The communiqué from the meeting indicates the ministers discussed a range of problems facing Australia’s energy industry. These included the need to reform the energy market and the battle over the mining of coal seam gas. But it is much less clear that the standing council discussed the bigger question of how to deliver the reforms needed to develop Australia’s resources and provide
affordable, reliable and sustainable energy.
Did the ministers review progress toward the Prime Minister’s promise that COAG’s December agreement will help to reduce annual power bills for Australian families by $250? If so, it is not evident in the communiqué.

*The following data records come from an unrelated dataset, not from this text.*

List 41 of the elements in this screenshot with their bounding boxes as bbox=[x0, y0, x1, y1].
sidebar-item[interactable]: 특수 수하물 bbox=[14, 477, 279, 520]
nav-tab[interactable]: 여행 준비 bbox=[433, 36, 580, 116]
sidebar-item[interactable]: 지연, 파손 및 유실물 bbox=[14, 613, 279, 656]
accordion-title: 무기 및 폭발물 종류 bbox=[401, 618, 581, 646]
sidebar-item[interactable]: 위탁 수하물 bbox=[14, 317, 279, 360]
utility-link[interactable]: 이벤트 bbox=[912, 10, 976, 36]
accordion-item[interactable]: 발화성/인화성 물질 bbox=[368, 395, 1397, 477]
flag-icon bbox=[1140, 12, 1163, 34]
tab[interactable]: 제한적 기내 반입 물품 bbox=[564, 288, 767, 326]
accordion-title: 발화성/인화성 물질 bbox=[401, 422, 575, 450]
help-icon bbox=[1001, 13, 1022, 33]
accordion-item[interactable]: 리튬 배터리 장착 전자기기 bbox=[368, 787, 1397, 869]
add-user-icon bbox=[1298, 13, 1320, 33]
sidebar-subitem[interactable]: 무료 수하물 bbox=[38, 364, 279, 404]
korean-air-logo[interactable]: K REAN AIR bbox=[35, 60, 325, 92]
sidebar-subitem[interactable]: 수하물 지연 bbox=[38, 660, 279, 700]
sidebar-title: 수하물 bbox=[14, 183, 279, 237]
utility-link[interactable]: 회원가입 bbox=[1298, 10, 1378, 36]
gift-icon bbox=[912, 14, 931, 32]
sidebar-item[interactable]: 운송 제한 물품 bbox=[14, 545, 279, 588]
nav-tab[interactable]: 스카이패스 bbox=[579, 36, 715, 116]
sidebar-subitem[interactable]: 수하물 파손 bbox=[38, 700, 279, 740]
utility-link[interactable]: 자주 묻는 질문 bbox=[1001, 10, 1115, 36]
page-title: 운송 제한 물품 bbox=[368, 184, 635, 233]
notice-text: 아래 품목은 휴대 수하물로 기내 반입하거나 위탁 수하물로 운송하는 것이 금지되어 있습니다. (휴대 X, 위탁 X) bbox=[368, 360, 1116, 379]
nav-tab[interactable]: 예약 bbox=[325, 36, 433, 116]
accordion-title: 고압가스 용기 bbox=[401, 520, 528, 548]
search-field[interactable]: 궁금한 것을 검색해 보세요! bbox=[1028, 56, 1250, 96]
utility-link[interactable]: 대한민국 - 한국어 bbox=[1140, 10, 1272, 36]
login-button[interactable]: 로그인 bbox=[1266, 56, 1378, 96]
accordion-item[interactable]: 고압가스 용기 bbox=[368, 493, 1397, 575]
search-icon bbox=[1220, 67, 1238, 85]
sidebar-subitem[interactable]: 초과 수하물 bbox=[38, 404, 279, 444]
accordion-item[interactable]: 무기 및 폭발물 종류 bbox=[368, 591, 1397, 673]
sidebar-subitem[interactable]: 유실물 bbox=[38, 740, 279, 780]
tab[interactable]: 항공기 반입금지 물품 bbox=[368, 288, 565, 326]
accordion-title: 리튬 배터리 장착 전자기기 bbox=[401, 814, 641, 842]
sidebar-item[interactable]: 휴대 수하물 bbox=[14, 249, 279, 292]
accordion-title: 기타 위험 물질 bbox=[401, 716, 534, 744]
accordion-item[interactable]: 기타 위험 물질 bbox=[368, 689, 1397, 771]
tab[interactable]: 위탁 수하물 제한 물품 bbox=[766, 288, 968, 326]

There was some good news. The standing council acknowledged consumers faced “higher than necessary prices” if distribution businesses are allowed to charge customers for the cost of capital expenditure to meet high electricity demand forecasts when actual demand is falling and the expenditure is unnecessary. The council committed to monitor the effectiveness of rule changes in this area. Overall, though, the standing council is simply not sufficiently accountable for results. It seems to focus too much on the individual work programs of regulatory bodies and agencies, and not enough on the overall outcome.

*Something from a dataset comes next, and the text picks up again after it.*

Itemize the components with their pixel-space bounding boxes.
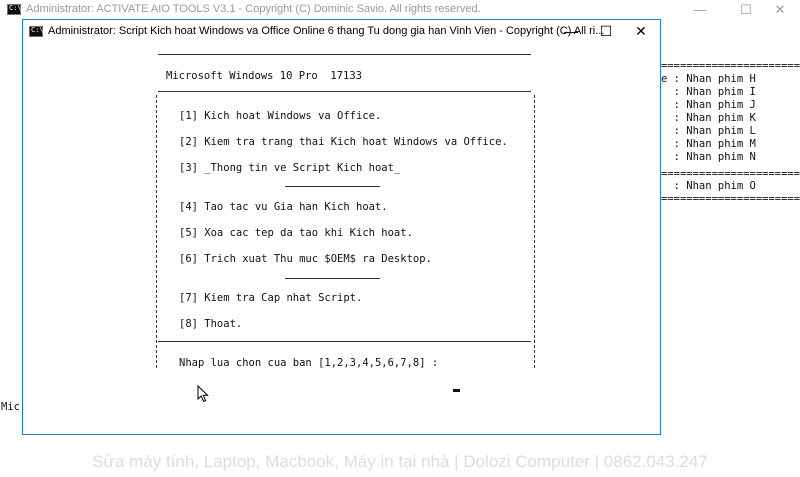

Best interests of consumers
In September, the COAG Reform Council identified energy as one of eight areas of regulatory reform with significant potential benefits to the economy that were at risk of not being delivered. In December, COAG endorsed an energy market reform program and implementation plan that included recommendations to strengthen regulation, empower consumers, enhance competition and innovation and ensure balanced network investment. The goal is to ensure market outcomes in the best interests of consumers. Yet the extensiveness of the plan makes it highly likely it will dilute activity without making governments accountable for results.

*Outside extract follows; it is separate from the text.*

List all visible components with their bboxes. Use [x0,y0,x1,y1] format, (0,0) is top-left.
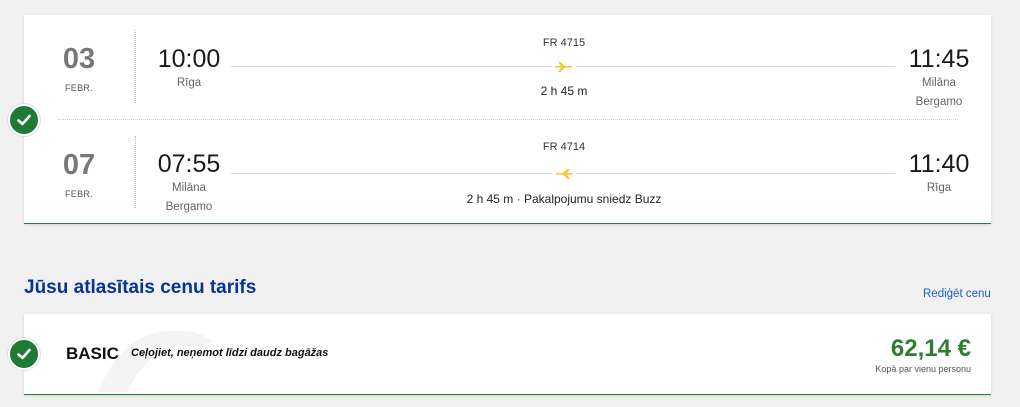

The argument over whether to mine coal seam gas in New South Wales is another example of how the system is failing. Coal seam gas could transform Australia’s gas industry and dramatically lift our LNG export earnings beyond $50 billion a year by 2017-18, making Australia the world’s biggest gas exporter.
Yet further development of coal seam gas, especially in NSW is constrained by considerable public opposition. Industry and government have been too slow to address community concerns over the environmental impacts of coal seam gas extraction technologies.
On Friday, the standing council endorsed a national, harmonised regulatory framework for coal seam gas. Yet there is little in the communiqué that gives urgency to implementing the framework. Meanwhile, gas suppliers in NSW claim constraints on coal seam gas development could prevent the resource from being developed or even put gas supply in NSW at risk.
Getting on with the job would have demonstrated that recent outbreaks of the blame game between Canberra and Sydney were a short-term aberration. Neither unconstrained development of coal seam gas nor shutting down the industry is the right answer. The standing council must move decisively to implement a clear, national approach that provides certainty for both the industry and
environmentalists.
The history of both COAG and the standing council suggest big plans and relatively poor outcomes. Since the council’s December meeting, Victoria has a new representative in minister Nicholas Kotsiras and the council has a new chair in Minister Gary Gray. If opinion polls are right, the new chair may only last as long as the federal election. It is a pity the council’s old and new members did not seize the moment to deliver better results for energy consumers.